Le sénateur Salomon SK Della Idi est sorti de son silence avec un message lourd de sens, adressé au général Christian Ndaywel. Dans une déclaration relayée via son compte X au ton grave et introspectif, l’élu évoque ce qu’il présente comme l’incarcération à la prison militaire de Ndolo de celui qui fut ancien chef des renseignements militaires des FARDC (DEMIAP) avant d’être nommé chef d’état-major général des forces terrestres, un événement qu’il considère comme un symbole fort de retournement de situation.
Pour Salomon SK Della Idi, cette affaire dépasse le simple destin d’un homme. Elle réveille des blessures personnelles encore ouvertes. Il rappelle avoir lui-même été, par le passé, victime de ce qu’il qualifie d’enlèvement illégal à l’aéroport international de Ndjili, suivi d’une détention qu’il estime fondée sur des accusations mensongères, à une période où Christian Ndaywel dirigeait les services de renseignements militaires.
« J’en porte encore les stigmates », confie-t-il, évoquant un lourd suivi médical imposé par les séquelles physiques et psychologiques de cette épreuve.

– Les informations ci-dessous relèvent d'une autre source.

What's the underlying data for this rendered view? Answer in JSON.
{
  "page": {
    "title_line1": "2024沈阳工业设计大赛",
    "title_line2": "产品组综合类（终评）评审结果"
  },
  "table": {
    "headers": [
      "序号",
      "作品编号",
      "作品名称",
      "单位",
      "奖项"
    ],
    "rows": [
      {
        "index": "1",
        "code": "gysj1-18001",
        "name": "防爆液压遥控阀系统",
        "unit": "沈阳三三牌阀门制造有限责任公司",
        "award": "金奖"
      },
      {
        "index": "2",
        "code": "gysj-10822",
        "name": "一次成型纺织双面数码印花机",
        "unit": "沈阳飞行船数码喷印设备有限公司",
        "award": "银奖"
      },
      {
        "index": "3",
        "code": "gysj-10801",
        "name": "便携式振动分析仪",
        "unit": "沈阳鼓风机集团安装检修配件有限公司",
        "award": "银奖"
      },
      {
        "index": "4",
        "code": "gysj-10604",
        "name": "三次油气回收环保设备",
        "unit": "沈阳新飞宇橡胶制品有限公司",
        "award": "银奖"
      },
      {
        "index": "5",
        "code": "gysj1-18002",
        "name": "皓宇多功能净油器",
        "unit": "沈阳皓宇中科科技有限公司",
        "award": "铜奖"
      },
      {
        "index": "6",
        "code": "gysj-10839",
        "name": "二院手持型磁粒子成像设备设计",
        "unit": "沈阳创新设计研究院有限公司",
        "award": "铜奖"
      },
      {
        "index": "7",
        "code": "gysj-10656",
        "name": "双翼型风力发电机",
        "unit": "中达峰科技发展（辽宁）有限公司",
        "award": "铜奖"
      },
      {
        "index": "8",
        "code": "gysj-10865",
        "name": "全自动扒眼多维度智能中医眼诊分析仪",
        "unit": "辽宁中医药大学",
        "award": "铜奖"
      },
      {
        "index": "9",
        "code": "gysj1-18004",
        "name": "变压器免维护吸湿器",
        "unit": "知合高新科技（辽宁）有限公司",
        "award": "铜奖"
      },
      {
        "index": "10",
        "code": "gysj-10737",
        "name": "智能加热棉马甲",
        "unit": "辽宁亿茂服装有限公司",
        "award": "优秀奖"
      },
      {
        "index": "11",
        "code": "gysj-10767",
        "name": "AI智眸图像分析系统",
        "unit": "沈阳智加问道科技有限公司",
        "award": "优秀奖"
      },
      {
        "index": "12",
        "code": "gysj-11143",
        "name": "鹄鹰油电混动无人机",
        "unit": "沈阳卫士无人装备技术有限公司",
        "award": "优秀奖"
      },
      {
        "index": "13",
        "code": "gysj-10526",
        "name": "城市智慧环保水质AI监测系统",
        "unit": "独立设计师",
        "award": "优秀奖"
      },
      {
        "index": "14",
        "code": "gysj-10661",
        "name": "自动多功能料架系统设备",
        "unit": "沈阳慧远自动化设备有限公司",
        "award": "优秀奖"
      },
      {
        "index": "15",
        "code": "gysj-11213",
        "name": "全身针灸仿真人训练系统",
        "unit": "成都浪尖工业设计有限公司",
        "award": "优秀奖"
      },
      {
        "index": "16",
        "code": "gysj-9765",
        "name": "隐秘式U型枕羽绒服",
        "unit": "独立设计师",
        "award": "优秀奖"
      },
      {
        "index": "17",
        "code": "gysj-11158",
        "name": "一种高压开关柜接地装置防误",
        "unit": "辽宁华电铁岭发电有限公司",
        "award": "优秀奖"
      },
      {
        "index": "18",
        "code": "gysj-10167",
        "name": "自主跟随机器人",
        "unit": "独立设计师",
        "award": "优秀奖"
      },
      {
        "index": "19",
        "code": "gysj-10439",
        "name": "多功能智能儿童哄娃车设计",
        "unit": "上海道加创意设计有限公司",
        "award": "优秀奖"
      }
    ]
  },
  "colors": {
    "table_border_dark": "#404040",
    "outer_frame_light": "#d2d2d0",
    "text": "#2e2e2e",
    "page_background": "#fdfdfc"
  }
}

Mais au-delà de sa propre personne, le sénateur met en lumière un drame familial profond. Il raconte avec émotion la perquisition subie par sa mère, alors âgée de plus de 80 ans. Selon lui, cette opération brutale n’a épargné aucun symbole de son intimité spirituelle : même les cassettes du Coran et de prédication qu’elle écoutait quotidiennement auraient été saisies. Un choc dont elle ne se serait jamais remise. Quelques mois plus tard, la famille pleurait sa disparition, tandis que ces biens personnels resteraient, jusqu’à ce jour, confisqués.
Dans son propos, Salomon SK Della Idi affirme que la présence de Christian Ndaywel à Ndolo serait liée à des faits graves qui lui seraient reprochés, notamment des arrestations et détentions qu’il qualifie d’illégales, ainsi qu’un usage abusif du renseignement militaire, en contradiction avec les principes de l’État de droit.
Dans sa réflexion, le sénateur insiste sur une question de fond : la conception même de la sécurité de l’État. Il estime qu’un pays ne peut se protéger durablement en confondant rumeurs et renseignements, ni en assimilant des citoyens ordinaires à des ennemis de la République. Pour lui, l’efficacité des services de renseignement repose avant tout sur leur professionnalisme, leur légalisme et le respect strict des droits humains.
Le sénateur conclut en exprimant l’espoir que cette situation, comme tant d’autres avant elle, serve de leçon collective. Il appelle à la construction, en République démocratique du Congo, d’un système de renseignement véritablement républicain, capable de défendre les intérêts de l’État sans piétiner les libertés et la dignité des citoyens.